Forgiveness isn’t easy and isn’t simple. When we forgive those who hurt us, we give up our quest for revenge. We surrender our right to get even. We try to see them as human beings again, maybe not as people we will ever be able to trust but as people nonetheless: people with their own disappointments and dreams. We wish them well and even hope and pray for their healing and happiness.
Forgiveness might not mean getting back together. It might not mean reconciliation, because that depends on the other person as much as it does on us.
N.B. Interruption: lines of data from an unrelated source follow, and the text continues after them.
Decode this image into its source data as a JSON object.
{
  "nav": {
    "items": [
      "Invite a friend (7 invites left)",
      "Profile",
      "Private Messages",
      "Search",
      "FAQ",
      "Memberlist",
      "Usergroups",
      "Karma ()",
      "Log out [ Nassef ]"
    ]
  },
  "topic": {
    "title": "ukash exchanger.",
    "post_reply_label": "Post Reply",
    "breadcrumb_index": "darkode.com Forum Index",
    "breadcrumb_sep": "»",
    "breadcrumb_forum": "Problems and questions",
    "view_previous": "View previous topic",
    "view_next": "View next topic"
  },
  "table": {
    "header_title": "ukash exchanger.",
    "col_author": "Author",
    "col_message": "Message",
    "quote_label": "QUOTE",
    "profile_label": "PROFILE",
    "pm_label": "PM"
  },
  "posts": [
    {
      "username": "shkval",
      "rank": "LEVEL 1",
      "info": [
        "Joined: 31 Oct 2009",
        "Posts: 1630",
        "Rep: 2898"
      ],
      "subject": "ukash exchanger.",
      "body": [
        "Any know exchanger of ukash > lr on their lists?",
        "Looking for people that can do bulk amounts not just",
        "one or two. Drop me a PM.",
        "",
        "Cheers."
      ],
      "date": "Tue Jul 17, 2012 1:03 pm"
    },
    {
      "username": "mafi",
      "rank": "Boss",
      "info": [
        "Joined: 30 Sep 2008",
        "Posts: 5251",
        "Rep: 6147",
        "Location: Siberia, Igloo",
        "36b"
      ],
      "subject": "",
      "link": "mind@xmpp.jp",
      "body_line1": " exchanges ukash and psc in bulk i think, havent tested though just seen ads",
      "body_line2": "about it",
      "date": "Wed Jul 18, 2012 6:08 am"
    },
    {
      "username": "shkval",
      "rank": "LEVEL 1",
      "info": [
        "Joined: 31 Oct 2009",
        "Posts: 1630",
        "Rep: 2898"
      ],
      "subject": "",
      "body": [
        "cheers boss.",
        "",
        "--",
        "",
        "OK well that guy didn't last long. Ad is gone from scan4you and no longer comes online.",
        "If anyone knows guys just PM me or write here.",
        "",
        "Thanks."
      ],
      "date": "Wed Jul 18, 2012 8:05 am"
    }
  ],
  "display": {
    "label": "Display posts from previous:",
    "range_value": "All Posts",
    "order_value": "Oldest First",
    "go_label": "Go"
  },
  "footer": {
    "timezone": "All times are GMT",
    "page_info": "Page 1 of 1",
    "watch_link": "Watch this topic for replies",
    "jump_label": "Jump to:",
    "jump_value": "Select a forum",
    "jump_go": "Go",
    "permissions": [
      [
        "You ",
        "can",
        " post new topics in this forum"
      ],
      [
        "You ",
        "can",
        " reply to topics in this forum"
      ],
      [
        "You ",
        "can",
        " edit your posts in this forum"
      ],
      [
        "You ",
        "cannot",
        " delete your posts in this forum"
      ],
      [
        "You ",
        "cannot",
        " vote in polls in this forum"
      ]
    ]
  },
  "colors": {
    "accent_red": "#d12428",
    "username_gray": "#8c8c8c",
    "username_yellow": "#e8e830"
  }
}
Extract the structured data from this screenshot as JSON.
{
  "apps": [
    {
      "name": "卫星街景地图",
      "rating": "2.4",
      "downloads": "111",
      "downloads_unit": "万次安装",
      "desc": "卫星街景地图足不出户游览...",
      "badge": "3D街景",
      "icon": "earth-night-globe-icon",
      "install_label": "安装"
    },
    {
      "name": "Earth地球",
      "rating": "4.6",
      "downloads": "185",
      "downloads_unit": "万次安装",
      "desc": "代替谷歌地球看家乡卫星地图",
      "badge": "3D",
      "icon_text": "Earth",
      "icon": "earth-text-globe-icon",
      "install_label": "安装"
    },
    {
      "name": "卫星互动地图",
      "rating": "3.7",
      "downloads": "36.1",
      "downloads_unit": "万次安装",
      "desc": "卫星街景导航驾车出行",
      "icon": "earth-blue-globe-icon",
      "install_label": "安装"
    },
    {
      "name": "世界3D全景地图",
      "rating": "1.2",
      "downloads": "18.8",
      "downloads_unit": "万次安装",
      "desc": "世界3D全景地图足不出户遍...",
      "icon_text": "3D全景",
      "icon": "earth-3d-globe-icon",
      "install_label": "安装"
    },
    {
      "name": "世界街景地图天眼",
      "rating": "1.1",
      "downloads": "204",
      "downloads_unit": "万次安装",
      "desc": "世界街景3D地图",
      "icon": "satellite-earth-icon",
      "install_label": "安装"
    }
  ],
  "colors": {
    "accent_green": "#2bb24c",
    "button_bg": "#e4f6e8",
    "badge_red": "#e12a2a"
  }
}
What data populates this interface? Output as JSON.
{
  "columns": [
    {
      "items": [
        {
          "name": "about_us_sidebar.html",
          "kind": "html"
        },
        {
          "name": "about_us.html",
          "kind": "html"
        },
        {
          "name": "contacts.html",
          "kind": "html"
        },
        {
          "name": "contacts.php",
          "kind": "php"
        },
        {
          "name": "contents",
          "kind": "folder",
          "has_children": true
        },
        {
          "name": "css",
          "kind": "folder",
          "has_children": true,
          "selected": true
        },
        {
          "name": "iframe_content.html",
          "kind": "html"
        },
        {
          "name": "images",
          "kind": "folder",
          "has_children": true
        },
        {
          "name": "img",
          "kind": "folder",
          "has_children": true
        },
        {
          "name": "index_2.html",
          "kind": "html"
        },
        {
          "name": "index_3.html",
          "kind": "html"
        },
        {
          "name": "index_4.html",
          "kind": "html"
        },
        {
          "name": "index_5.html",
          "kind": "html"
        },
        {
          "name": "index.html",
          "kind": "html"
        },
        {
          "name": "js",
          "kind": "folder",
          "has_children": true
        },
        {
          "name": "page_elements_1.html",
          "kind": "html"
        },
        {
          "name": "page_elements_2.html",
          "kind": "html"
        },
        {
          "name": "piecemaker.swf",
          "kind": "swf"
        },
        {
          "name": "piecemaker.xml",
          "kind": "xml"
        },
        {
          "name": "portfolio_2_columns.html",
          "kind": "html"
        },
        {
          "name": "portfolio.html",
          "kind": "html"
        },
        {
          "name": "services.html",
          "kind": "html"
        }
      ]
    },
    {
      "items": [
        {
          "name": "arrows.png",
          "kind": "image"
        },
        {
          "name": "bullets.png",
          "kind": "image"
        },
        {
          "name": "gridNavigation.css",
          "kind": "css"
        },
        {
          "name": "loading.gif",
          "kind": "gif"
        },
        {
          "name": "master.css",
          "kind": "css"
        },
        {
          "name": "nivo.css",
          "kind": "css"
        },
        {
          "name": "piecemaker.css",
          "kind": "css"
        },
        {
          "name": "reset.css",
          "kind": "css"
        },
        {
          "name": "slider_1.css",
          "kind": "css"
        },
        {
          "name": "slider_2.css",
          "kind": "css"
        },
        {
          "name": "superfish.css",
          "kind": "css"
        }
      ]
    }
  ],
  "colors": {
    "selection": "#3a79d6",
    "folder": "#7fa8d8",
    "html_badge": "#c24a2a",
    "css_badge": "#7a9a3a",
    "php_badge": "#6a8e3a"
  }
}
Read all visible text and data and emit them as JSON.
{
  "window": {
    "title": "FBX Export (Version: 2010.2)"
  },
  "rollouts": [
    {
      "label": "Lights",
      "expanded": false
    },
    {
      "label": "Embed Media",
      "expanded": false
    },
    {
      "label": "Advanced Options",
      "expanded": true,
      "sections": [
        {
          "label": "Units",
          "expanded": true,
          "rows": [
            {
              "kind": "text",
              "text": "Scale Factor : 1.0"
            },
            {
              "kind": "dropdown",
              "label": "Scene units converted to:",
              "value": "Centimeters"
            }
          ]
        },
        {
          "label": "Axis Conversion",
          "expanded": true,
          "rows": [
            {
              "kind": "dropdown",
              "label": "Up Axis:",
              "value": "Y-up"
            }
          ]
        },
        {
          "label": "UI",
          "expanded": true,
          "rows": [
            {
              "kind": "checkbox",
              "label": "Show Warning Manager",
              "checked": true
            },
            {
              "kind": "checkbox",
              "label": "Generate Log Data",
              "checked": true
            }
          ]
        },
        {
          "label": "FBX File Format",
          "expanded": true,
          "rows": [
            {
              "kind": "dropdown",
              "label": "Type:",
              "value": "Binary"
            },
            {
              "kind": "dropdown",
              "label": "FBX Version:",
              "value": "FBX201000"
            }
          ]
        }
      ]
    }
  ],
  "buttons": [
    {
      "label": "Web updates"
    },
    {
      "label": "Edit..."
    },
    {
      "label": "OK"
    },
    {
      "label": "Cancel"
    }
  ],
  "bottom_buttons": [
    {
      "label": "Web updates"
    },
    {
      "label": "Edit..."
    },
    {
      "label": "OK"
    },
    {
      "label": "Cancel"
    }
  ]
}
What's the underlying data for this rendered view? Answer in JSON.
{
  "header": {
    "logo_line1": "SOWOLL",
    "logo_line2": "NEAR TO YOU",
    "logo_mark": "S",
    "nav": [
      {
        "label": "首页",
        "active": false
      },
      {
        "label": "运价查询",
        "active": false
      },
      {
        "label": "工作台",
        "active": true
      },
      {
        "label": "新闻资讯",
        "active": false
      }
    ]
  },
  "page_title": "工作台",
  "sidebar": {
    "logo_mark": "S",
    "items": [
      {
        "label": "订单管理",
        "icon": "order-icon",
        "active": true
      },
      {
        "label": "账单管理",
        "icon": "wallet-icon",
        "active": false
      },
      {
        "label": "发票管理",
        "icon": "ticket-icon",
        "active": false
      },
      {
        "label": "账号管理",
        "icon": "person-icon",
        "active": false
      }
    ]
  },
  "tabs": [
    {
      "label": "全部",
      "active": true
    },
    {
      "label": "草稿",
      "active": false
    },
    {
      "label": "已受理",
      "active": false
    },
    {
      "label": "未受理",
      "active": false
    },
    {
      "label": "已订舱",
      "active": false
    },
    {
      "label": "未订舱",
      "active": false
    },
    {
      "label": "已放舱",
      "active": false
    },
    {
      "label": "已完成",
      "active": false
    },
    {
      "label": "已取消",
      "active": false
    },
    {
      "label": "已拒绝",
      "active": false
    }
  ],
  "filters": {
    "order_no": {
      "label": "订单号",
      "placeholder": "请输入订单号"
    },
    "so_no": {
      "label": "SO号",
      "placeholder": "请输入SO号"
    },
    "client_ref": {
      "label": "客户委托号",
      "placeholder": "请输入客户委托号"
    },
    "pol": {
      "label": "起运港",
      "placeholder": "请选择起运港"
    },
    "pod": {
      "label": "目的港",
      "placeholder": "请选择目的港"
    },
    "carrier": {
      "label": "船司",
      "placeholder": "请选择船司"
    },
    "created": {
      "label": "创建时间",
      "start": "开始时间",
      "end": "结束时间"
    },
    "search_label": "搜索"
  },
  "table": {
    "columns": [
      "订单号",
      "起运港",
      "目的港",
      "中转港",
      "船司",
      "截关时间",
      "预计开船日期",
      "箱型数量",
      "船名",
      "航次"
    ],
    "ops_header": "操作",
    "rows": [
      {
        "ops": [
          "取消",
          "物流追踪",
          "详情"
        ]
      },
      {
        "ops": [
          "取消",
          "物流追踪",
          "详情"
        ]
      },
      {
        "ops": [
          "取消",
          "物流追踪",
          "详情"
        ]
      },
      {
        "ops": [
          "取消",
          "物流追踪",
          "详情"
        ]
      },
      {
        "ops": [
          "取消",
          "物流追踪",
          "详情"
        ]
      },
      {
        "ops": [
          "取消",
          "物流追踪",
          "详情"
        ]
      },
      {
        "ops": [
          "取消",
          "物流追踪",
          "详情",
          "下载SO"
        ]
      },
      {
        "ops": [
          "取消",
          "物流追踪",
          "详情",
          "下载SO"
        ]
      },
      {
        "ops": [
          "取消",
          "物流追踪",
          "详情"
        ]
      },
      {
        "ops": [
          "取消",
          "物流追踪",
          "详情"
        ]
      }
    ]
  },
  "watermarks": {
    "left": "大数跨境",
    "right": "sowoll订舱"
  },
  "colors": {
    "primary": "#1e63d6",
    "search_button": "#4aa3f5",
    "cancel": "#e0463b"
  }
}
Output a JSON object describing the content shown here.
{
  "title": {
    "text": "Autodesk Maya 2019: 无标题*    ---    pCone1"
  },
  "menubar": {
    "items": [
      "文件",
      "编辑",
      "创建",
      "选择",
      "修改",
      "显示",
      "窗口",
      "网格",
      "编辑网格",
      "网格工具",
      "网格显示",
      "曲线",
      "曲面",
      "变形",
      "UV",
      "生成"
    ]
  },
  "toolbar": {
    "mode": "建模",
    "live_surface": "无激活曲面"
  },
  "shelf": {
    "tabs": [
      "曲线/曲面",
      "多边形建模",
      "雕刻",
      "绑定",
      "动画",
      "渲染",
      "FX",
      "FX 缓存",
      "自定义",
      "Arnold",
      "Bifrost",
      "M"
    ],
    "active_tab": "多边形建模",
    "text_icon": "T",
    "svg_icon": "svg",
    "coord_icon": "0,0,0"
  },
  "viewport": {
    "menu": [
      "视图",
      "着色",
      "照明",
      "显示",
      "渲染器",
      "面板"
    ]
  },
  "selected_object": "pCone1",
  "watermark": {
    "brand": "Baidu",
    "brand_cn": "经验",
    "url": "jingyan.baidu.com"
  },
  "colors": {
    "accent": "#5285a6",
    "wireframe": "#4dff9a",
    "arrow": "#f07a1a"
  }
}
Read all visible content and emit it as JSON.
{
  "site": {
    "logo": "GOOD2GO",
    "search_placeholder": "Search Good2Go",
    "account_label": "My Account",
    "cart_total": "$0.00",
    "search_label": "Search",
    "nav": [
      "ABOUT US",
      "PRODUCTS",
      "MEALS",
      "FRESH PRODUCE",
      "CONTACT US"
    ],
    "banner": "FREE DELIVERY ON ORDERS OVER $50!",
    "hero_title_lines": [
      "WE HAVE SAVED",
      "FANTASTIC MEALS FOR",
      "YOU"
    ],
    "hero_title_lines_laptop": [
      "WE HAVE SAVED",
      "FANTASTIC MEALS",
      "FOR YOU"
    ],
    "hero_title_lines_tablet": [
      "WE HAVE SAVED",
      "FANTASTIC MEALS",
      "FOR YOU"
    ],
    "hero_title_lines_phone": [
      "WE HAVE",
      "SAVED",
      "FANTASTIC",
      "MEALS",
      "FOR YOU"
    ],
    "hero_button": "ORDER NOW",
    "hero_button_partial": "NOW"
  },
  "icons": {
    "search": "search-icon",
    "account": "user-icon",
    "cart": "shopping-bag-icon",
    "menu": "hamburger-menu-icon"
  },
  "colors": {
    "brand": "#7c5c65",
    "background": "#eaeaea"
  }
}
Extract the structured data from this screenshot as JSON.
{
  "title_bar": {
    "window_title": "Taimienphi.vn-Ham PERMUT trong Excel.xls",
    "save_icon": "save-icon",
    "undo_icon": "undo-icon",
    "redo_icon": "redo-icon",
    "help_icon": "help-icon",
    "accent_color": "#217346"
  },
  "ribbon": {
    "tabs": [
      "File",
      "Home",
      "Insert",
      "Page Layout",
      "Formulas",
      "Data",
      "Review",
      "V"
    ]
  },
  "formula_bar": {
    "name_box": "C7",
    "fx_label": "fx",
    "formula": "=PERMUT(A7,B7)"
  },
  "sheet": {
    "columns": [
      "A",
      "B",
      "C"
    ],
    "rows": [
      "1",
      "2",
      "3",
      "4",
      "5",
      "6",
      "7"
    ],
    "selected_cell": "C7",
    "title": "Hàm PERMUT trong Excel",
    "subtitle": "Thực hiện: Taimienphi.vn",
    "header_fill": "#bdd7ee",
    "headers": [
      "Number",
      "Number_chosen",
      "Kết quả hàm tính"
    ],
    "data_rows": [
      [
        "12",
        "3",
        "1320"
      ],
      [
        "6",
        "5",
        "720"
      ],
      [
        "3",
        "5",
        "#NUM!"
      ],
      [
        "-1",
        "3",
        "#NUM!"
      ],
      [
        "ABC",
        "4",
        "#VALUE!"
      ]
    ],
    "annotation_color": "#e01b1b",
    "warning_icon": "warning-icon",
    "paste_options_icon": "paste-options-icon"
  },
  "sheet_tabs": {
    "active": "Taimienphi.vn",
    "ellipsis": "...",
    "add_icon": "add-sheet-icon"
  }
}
Forgiveness doesn’t disregard justice, either; it means that justice is tempered with mercy and that hot anger is cooled-down by compassion.
Novelist Wally Lamb ends his book I Know this Much is True with these lines: “I am not a smart man, particularly, but one day, at long last, I stumbled from the dark wood of my own, and my family’s, and my country’s past, holding in my hands these truths: that love grows from the rich loam of forgiveness, that mongrels make good dogs, that the evidence of God exists in the roundness of things.”